Leitverse: Matthäus 6,9-13; Lukas 11,2-4

Das Gebet, das der Herr seine Jünger lehrte und das nach dem Anfang seines Wortlauts gewöhnlich „Vaterunser“ (Pater noster) genannt wird, finden wir an zwei Stellen des Neuen Testaments: in Matthäus 6,9-13 und in Lukas 11,2-4 (an der letzten Stelle allerdings nur fünf Bitten).

In Matthäus 6 bildet es einen Teil der sogenannten Bergpredigt, in der sich der Herr an seine jüdischen Jünger wendet, um sie aus ihrem bisherigen Fühlen und Denken in die Grundsätze des Reiches der Himmel einzuführen, das aufzurichten Er gekommen war. Nach verschiedenen vorhergegangenen Belehrungen warnt Er die Jünger davor, zu beten „wie die von den Nationen; denn sie meinen, um ihres vielen Redens willen erhört zu werden“ (Mt 6,77), und fügt dann hinzu:

Mt 6,9-13: Betet ihr nun so: Unser Vater, der du bist in den Himmeln, geheiligt werde dein Name; dein Reich komme; dein Wille geschehe, wie im Himmel, so auch auf der Erde. Unser nötiges Brot gib uns heute; und vergib uns unsere Schuld, wie auch wir unseren Schuldigern vergeben; und führe uns nicht in Versuchung, sondern errette uns von dem Bösen.

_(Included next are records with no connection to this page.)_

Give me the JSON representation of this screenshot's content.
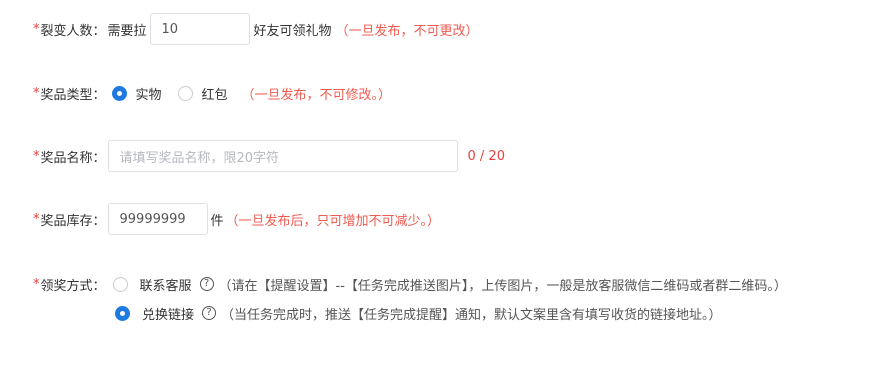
{
  "fission_count": {
    "required_mark": "*",
    "label": "裂变人数：",
    "prefix": "需要拉",
    "value": "10",
    "suffix": "好友可领礼物",
    "note": "（一旦发布，不可更改）"
  },
  "prize_type": {
    "required_mark": "*",
    "label": "奖品类型：",
    "options": [
      {
        "label": "实物",
        "selected": true
      },
      {
        "label": "红包",
        "selected": false
      }
    ],
    "note": "（一旦发布，不可修改。）"
  },
  "prize_name": {
    "required_mark": "*",
    "label": "奖品名称：",
    "placeholder": "请填写奖品名称，限20字符",
    "counter": "0 / 20"
  },
  "prize_stock": {
    "required_mark": "*",
    "label": "奖品库存：",
    "value": "99999999",
    "unit": "件",
    "note": "（一旦发布后，只可增加不可减少。）"
  },
  "claim_method": {
    "required_mark": "*",
    "label": "领奖方式：",
    "options": [
      {
        "label": "联系客服",
        "selected": false,
        "help_icon": "question-circle-icon",
        "help_glyph": "?",
        "note": "（请在【提醒设置】--【任务完成推送图片】，上传图片，一般是放客服微信二维码或者群二维码。）"
      },
      {
        "label": "兑换链接",
        "selected": true,
        "help_icon": "question-circle-icon",
        "help_glyph": "?",
        "note": "（当任务完成时，推送【任务完成提醒】通知，默认文案里含有填写收货的链接地址。）"
      }
    ]
  },
  "colors": {
    "required": "#e6403f",
    "note": "#f05a4f",
    "primary": "#1f7ae0",
    "border": "#dcdfe6",
    "placeholder": "#b5b8bf",
    "text": "#333333"
  }
}
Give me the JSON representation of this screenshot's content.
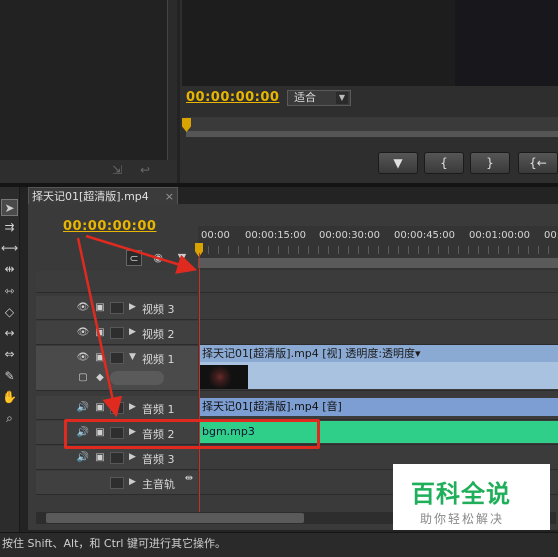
{
  "program_monitor": {
    "timecode": "00:00:00:00",
    "fit_select": "适合",
    "transport_buttons": [
      "▼",
      "{",
      "}",
      "{←"
    ]
  },
  "source_monitor": {
    "controls": [
      "⇲",
      "↩"
    ]
  },
  "timeline": {
    "tab_label": "择天记01[超清版].mp4",
    "tab_close": "×",
    "timecode": "00:00:00:00",
    "ruler_ticks": [
      "00:00",
      "00:00:15:00",
      "00:00:30:00",
      "00:00:45:00",
      "00:01:00:00",
      "00:"
    ],
    "tracks": [
      {
        "name": "视频 3"
      },
      {
        "name": "视频 2"
      },
      {
        "name": "视频 1"
      },
      {
        "name": "音频 1"
      },
      {
        "name": "音频 2"
      },
      {
        "name": "音频 3"
      },
      {
        "name": "主音轨"
      }
    ],
    "video_clip_label": "择天记01[超清版].mp4 [视] 透明度:透明度▾",
    "audio_clip1_label": "择天记01[超清版].mp4 [音]",
    "audio_clip2_label": "bgm.mp3"
  },
  "status_bar": "按住 Shift、Alt，和 Ctrl 键可进行其它操作。",
  "watermark": {
    "title": "百科全说",
    "subtitle": "助你轻松解决"
  },
  "colors": {
    "timecode": "#e8b600",
    "annotation": "#e02a20",
    "audio_clip2": "#2fcf8a",
    "video_clip": "#8aa9d3",
    "watermark_green": "#1fae5a"
  }
}
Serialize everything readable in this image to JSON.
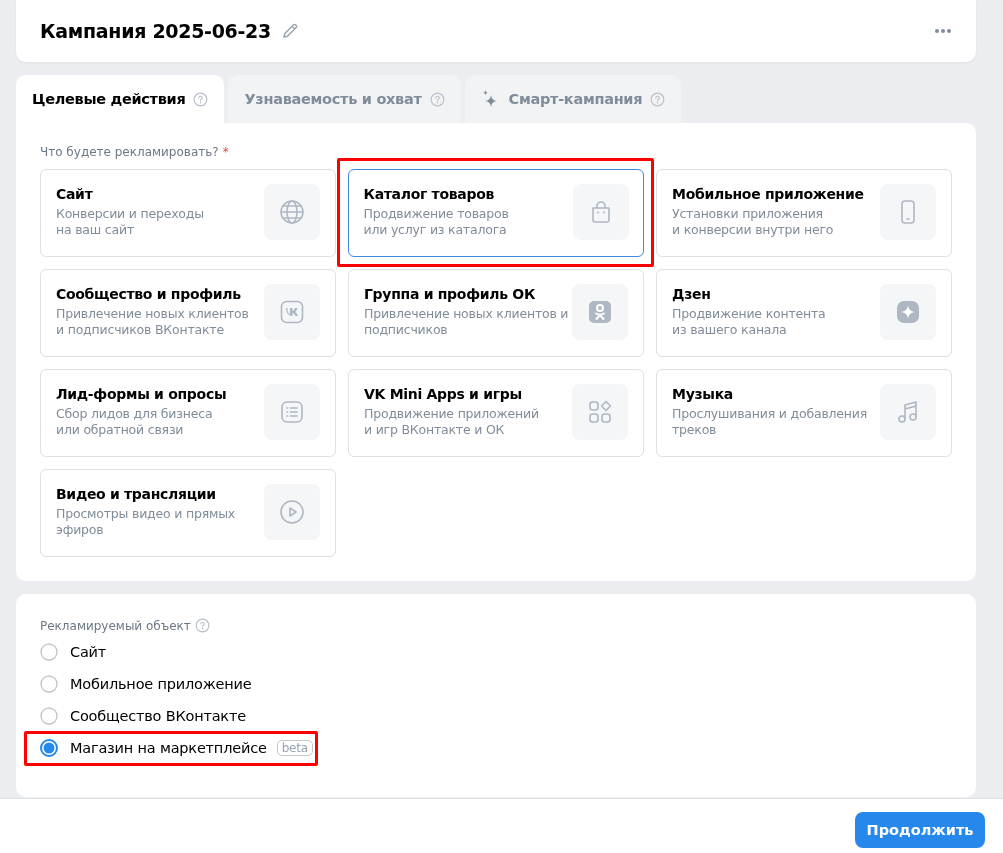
{
  "header": {
    "title": "Кампания 2025-06-23"
  },
  "tabs": [
    {
      "label": "Целевые действия",
      "selected": true,
      "kind": "plain"
    },
    {
      "label": "Узнаваемость и охват",
      "selected": false,
      "kind": "plain"
    },
    {
      "label": "Смарт-кампания",
      "selected": false,
      "kind": "smart"
    }
  ],
  "objective": {
    "label": "Что будете рекламировать?",
    "required_mark": "*",
    "cards": [
      {
        "title": "Сайт",
        "description": "Конверсии и переходы\nна ваш сайт",
        "kind": "globe",
        "selected": false,
        "highlighted": false
      },
      {
        "title": "Каталог товаров",
        "description": "Продвижение товаров\nили услуг из каталога",
        "kind": "bag",
        "selected": true,
        "highlighted": true
      },
      {
        "title": "Мобильное приложение",
        "description": "Установки приложения\nи конверсии внутри него",
        "kind": "phone",
        "selected": false,
        "highlighted": false
      },
      {
        "title": "Сообщество и профиль",
        "description": "Привлечение новых клиентов\nи подписчиков ВКонтакте",
        "kind": "vk",
        "selected": false,
        "highlighted": false
      },
      {
        "title": "Группа и профиль ОК",
        "description": "Привлечение новых клиентов и\nподписчиков",
        "kind": "ok",
        "selected": false,
        "highlighted": false
      },
      {
        "title": "Дзен",
        "description": "Продвижение контента\nиз вашего канала",
        "kind": "dzen",
        "selected": false,
        "highlighted": false
      },
      {
        "title": "Лид-формы и опросы",
        "description": "Сбор лидов для бизнеса\nили обратной связи",
        "kind": "list",
        "selected": false,
        "highlighted": false
      },
      {
        "title": "VK Mini Apps и игры",
        "description": "Продвижение приложений\nи игр ВКонтакте и ОК",
        "kind": "apps",
        "selected": false,
        "highlighted": false
      },
      {
        "title": "Музыка",
        "description": "Прослушивания и добавления\nтреков",
        "kind": "music",
        "selected": false,
        "highlighted": false
      },
      {
        "title": "Видео и трансляции",
        "description": "Просмотры видео и прямых\nэфиров",
        "kind": "video",
        "selected": false,
        "highlighted": false
      }
    ]
  },
  "promoted_object": {
    "label": "Рекламируемый объект",
    "options": [
      {
        "label": "Сайт",
        "selected": false,
        "highlighted": false
      },
      {
        "label": "Мобильное приложение",
        "selected": false,
        "highlighted": false
      },
      {
        "label": "Сообщество ВКонтакте",
        "selected": false,
        "highlighted": false
      },
      {
        "label": "Магазин на маркетплейсе",
        "badge": "beta",
        "selected": true,
        "highlighted": true
      }
    ]
  },
  "footer": {
    "button": "Продолжить"
  }
}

In Lukas 11 wird das Gebet in anderer Weise eingeführt:

Lk 11,1-4: Und es geschah, als er an einem gewissen Ort war und betete, da sprach, als er aufhörte, einer seiner Jünger zu ihm: Herr, lehre uns beten, wie auch Johannes seine Jünger lehrte. Er sprach aber zu ihnen: Wenn ihr betet, so sprecht: Vater, geheiligt werde dein Name; dein Reich komme; unser nötiges Brot gib uns täglich; und vergib uns unsere Sünden, denn auch wir selbst vergeben jedem, der uns schuldig ist; und führe uns nicht in Versuchung.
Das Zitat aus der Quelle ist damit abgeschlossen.